Secure yourself against Python dependency confusion
Dependency confusion is a tricky business in Python land, especially if you are an
organisation that maintains a private Python package repository. There are not many
options. The obvious first: by specifying --extra-index-url
, pip
will contact the
extra index and the official index on pypi.org, check the
versions and install the »highest« one. I did not look up what happens when there is the
same version available on the private and public index, but I guess not that what you
want or expect. So what options are left:
Use your own repository/index.
Specify the index in your pip.conf
# pip.conf
[global]
index-url = https://my.index.org/...
or use the --index-url
parameter (not to be confused with --extra-index-url
).
This setup gives you the advantage that you are fully in control. However, you need to
setup and maintain everything. And the most important issue: only one glitch in
network connectivity, a forgotten index parameter or pip configuration entry is needed
and pip will fall back to pypi.org
Use hashes
Somewhat counter-intuitive, but unfortunately reality: it is not possible to specify
hashes in pyproject.toml
. Only with the help of
pip-tools, you can create a hashed version of
your requirements.
pip-compile --generate-hashes --output-file=requirements.txt pyproject.toml
Add this file to your git repo.
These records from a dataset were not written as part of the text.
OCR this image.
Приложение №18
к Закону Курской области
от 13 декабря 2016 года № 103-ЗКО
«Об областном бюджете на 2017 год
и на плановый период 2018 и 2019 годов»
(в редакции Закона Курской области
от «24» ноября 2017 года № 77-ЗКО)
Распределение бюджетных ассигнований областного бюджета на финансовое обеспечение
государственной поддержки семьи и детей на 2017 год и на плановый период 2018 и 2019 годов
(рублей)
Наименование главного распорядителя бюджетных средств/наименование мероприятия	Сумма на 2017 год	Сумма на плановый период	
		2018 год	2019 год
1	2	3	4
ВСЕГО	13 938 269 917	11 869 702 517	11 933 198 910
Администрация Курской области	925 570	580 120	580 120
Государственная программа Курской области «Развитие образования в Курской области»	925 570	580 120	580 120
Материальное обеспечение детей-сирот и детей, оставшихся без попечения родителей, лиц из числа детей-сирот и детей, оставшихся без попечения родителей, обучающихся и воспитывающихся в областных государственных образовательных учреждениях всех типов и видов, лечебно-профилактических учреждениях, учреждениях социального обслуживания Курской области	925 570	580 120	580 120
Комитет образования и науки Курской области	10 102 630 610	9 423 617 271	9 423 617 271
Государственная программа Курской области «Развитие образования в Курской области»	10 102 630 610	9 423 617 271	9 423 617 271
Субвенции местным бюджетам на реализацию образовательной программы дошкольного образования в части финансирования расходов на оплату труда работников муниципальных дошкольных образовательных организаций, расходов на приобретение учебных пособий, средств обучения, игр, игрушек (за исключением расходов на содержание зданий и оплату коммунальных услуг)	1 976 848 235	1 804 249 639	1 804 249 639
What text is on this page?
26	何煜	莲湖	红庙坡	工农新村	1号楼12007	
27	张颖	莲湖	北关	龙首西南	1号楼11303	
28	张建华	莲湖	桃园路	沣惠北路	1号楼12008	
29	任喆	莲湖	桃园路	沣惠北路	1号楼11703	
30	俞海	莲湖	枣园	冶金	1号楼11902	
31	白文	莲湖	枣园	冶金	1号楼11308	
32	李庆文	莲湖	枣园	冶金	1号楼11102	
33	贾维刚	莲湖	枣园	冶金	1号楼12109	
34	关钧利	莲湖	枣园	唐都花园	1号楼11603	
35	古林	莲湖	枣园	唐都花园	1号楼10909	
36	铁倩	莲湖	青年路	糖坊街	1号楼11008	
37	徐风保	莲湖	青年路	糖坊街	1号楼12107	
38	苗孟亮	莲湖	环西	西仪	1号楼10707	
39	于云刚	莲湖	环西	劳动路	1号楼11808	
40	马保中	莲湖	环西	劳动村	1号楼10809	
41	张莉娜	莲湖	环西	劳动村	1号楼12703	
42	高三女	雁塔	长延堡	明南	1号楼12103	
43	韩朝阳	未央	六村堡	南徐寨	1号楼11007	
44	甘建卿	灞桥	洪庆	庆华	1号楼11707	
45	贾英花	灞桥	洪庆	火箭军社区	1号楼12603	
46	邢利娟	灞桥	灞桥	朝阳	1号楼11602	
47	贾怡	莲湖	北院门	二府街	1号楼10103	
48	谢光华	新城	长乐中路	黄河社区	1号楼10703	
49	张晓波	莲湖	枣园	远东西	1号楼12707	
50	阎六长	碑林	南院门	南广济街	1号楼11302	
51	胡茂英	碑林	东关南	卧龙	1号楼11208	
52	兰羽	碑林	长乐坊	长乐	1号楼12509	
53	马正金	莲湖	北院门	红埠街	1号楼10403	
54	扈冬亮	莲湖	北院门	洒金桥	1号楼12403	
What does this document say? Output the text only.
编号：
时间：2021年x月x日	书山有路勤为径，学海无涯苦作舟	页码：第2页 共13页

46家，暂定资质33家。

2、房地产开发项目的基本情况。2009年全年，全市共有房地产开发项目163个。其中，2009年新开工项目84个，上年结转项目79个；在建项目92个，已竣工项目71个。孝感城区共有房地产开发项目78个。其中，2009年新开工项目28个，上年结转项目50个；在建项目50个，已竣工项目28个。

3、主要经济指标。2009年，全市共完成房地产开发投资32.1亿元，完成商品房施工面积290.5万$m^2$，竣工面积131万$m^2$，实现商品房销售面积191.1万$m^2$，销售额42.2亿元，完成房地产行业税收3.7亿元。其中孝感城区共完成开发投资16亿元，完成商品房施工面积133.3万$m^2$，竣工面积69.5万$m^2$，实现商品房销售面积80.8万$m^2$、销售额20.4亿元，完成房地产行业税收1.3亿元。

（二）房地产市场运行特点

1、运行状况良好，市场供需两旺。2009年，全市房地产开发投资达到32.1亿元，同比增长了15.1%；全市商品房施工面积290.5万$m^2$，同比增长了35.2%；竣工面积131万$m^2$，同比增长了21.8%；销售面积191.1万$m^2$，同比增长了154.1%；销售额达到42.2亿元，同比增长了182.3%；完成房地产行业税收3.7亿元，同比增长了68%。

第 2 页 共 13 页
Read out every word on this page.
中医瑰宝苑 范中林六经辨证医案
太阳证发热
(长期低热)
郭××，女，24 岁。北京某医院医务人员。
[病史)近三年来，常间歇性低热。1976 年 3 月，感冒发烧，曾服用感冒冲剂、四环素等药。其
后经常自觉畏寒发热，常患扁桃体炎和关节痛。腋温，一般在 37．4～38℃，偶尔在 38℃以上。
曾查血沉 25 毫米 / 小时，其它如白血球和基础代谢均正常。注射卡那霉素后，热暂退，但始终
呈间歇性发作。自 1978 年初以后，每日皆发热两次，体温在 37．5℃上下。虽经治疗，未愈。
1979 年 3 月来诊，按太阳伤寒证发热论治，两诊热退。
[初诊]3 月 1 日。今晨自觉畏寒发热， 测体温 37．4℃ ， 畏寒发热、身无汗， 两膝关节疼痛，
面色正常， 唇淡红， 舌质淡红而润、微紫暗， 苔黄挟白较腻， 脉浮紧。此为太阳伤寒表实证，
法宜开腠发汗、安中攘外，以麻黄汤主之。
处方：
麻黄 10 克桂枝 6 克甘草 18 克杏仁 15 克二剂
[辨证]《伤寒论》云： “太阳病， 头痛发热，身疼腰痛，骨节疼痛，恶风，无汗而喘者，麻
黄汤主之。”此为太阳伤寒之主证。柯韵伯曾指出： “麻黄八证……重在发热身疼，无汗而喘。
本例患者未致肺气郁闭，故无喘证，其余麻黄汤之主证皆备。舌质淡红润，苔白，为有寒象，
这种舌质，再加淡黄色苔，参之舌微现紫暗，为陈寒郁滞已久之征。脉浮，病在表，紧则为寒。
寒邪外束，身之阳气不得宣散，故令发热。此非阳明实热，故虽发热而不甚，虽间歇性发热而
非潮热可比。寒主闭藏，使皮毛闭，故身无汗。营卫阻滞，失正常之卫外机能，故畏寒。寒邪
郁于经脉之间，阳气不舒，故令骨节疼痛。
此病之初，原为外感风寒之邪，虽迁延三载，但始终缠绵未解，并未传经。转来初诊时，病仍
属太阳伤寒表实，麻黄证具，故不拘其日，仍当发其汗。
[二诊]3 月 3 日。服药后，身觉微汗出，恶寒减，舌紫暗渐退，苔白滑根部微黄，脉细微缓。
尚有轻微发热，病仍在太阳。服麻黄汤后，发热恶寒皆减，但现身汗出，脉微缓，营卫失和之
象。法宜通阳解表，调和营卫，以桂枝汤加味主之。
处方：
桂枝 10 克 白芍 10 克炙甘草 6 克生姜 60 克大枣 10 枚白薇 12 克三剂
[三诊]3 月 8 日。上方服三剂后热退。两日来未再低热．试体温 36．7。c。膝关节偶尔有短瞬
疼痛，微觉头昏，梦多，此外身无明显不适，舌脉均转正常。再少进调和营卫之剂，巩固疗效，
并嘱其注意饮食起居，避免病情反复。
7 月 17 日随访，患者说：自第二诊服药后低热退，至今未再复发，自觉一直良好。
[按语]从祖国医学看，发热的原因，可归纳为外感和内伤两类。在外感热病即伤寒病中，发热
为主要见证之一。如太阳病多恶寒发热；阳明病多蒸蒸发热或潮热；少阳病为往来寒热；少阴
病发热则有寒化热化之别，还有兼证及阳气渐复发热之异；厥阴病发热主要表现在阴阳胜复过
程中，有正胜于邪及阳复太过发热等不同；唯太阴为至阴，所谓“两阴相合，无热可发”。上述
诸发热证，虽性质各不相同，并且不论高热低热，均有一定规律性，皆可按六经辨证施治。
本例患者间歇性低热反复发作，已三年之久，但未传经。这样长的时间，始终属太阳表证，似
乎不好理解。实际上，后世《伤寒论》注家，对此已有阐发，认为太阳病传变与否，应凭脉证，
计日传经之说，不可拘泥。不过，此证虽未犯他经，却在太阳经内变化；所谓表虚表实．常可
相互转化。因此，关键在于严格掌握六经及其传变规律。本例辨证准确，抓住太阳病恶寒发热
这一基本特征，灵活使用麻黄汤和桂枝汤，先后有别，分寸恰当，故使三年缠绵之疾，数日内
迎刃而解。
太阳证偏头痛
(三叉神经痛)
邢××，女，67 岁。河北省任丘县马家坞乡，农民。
Install using
pip install --require-hashes -r requirements.txt
.
With hashes you have a relatively secure approach, as long as you use requirements.txt
(and not pyproject.toml
) to install your dependencies. Of course you need to make sure
that you pick the right indices to begin with. A big disadvantage is the initial setup
and maintenance effort: hashes require time and care.
pypi organisations
In April 2023,
pypi started to support organization accounts.
Especially for organisations or bigger companies this is a desperately needed feature:
namespaces can be reserved on the official pypi index. With a reserved namespace,
you can be sure that you’ll not install some malicious package by accident. The
maintenance is comparatively low, you can safely add your private package index via
--extra-index-url
. No extra changes in projects that use your private packages are
needed.
Still, you probably need to have a certain (organisational) size to request an »organisational account«.
Conclusion
These are options, but in my opinion the whole concept of dependency confusion due to selecting the wrong index is a structural issue of pip (or the python ecosystem). The first step would be to assess potential threats and their impact (also known as Threat Modeling) and then make a decision on what to do. You might conclude that you don’t need any additional steps, which is fine, as long as it is a conscious decision.